Professor UCLA Los Angeles, California, United States
Introduction: : Digital pathology has transformed cancer diagnostics by enabling whole-slide imaging (WSI), remote evaluation, and AI-assisted analysis. However, access to these tools remains relatively limited due to the high cost, large size, and operational demands of commercial scanners, which can cost over $200,000 and weigh upwards of 50 kg (Figure 1A). These limitations make digital pathology inaccessible in many low-resource or decentralized settings, where faster triage and diagnosis could have a significant clinical impact. To address this need, we developed BlurryScope, a compact and affordable scanning microscope that leverages motion-blurred video acquisition and deep learning for rapid tissue classification. Instead of relying on high-end optics or stop-and-stare scanning, BlurryScope continuously acquires blurred images while moving at 5,000 µm/s, reducing mechanical complexity and cost. These compromised images are then processed by a neural network trained to classify HER2 scores—a key biomarker in breast cancer—despite motion blur artifacts. BlurryScope automates the full workflow (Figure 1B) from scanning to HER2 classification using a Fourier transform-based deep learning pipeline. With a component cost under $650 and a total weight of just 2.26 kg, the system offers an accessible alternative or supplement to traditional WSI platforms. This work demonstrates a viable path toward democratizing digital pathology through AI-driven hardware simplification, especially in underserved healthcare environments.
Materials and
Methods: : BlurryScope is a compact scanning microscope constructed using a modified AmScope M150 optical system, a 10×/0.25 NA objective lens, an RGB CMOS camera, and a custom 3D-printed mechanical stage driven by stepper motors. The system operates in a continuous linear scanning mode at 5,000 µm/s, introducing bidirectional motion blur into each stitched image. A full whole-slide scan takes under five minutes, with a throughput of 2.4 mm²/s. The raw video output is processed using automated MATLAB-based stitching algorithms to generate whole-slide images. To demonstrate clinical relevance, we applied BlurryScope to the classification of HER2 scores on immunohistochemically (IHC) stained breast tissue microarrays (TMAs). The dataset included 1,144 patient tissue cores for training and 284 cores for blind testing. Each slide was scanned three times to assess consistency. A Fourier transform-based deep neural network was trained to perform both 4-class (0, 1+, 2+, 3+) and 2-class (0/1+ vs. 2+/3+) HER2 scoring. The full pipeline—scanning, stitching, cropping, labeling, and classification—is fully automated (Figure 1B). Classification models were implemented in PyTorch and optimized with AdamW. Confidence intervals (CIs) were used to filter uncertain predictions. Testing was performed on a workstation equipped with an NVIDIA RTX 3090 GPU. The total system cost remained under $650.
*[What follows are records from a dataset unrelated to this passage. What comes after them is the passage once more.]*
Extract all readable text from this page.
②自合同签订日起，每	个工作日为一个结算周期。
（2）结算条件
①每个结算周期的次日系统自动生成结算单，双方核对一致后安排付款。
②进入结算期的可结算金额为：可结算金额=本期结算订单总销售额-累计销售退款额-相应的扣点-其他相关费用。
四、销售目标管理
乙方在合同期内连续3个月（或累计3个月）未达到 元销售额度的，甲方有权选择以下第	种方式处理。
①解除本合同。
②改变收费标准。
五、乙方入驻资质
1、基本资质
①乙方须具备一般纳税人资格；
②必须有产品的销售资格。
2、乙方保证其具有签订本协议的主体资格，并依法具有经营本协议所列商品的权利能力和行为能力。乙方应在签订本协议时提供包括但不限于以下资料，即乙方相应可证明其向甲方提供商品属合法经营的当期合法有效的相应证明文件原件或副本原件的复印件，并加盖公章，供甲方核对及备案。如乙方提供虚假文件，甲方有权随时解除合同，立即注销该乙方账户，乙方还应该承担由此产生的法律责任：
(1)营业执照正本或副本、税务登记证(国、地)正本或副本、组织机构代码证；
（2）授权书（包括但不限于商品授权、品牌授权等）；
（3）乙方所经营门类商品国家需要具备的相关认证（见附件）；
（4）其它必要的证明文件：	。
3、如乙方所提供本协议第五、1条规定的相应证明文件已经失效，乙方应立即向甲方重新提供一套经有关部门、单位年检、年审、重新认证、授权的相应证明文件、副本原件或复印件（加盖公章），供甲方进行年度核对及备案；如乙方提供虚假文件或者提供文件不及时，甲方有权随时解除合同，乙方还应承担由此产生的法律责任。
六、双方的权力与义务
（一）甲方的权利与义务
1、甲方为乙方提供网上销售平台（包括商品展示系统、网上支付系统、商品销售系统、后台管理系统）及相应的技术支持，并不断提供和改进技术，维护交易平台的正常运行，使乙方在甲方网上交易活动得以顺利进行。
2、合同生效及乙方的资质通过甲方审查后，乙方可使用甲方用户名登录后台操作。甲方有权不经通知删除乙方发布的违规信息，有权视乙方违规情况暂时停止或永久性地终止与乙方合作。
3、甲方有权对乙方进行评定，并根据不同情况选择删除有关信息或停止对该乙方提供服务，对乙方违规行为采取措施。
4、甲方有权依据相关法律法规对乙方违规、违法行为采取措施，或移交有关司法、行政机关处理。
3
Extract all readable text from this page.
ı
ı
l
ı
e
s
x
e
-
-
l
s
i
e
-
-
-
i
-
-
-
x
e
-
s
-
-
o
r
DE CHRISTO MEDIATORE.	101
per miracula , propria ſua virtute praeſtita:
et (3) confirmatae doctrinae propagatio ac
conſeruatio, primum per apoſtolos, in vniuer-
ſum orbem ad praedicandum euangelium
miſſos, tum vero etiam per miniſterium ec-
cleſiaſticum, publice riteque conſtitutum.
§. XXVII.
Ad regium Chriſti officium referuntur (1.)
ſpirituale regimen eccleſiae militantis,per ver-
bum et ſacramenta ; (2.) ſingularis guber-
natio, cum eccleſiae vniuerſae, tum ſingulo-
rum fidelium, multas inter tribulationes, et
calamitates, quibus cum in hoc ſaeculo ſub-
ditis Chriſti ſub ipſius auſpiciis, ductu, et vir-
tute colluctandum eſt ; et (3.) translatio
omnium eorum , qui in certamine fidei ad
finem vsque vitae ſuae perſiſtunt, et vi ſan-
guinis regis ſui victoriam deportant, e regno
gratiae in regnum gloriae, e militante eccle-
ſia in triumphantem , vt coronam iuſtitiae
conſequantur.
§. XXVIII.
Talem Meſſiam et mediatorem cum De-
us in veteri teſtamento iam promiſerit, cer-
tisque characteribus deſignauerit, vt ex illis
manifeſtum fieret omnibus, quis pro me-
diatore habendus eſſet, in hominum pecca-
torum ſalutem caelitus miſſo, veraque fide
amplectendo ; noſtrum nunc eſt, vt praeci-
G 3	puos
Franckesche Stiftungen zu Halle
Results, Conclusions, and Discussions:: BlurryScope achieved high performance in automated HER2 scoring, demonstrating classification accuracies of 79.3% for 4-class (0, 1+, 2+, 3+) and 89.7% for 2-class (0/1+ vs. 2+/3+) inference on a blind test set of 284 patient tissue cores. Reproducibility was evaluated by scanning each specimen three times under varying orientations, yielding a prediction consistency of 86.2% across repeated measurements. Accuracy improved further when filtering low-confidence predictions using confidence interval (CI) thresholds, with a minimal trade-off in coverage. Despite acquiring motion-blurred images, the deep learning pipeline successfully extracted diagnostic features relevant for HER2 scoring, validating the viability of AI-compensated hardware simplification. Compared to commercial WSI scanners, BlurryScope maintained competitive accuracy (~5% lag) while operating at a fraction of the cost, weight, and size. These results support the utility of BlurryScope as a triage tool or rapid pre-screening platform in digital pathology. Its low-cost design ( <$650), compact footprint (35×35×35 cm), and end-to-end automation position it as a scalable solution for clinics, labs, or remote environments with limited resources. While not a replacement for gold-standard scanners, BlurryScope offers a practical and accessible alternative that leverages AI to democratize histopathological analysis. Future work will explore multi-biomarker expansion and 3D imaging applications.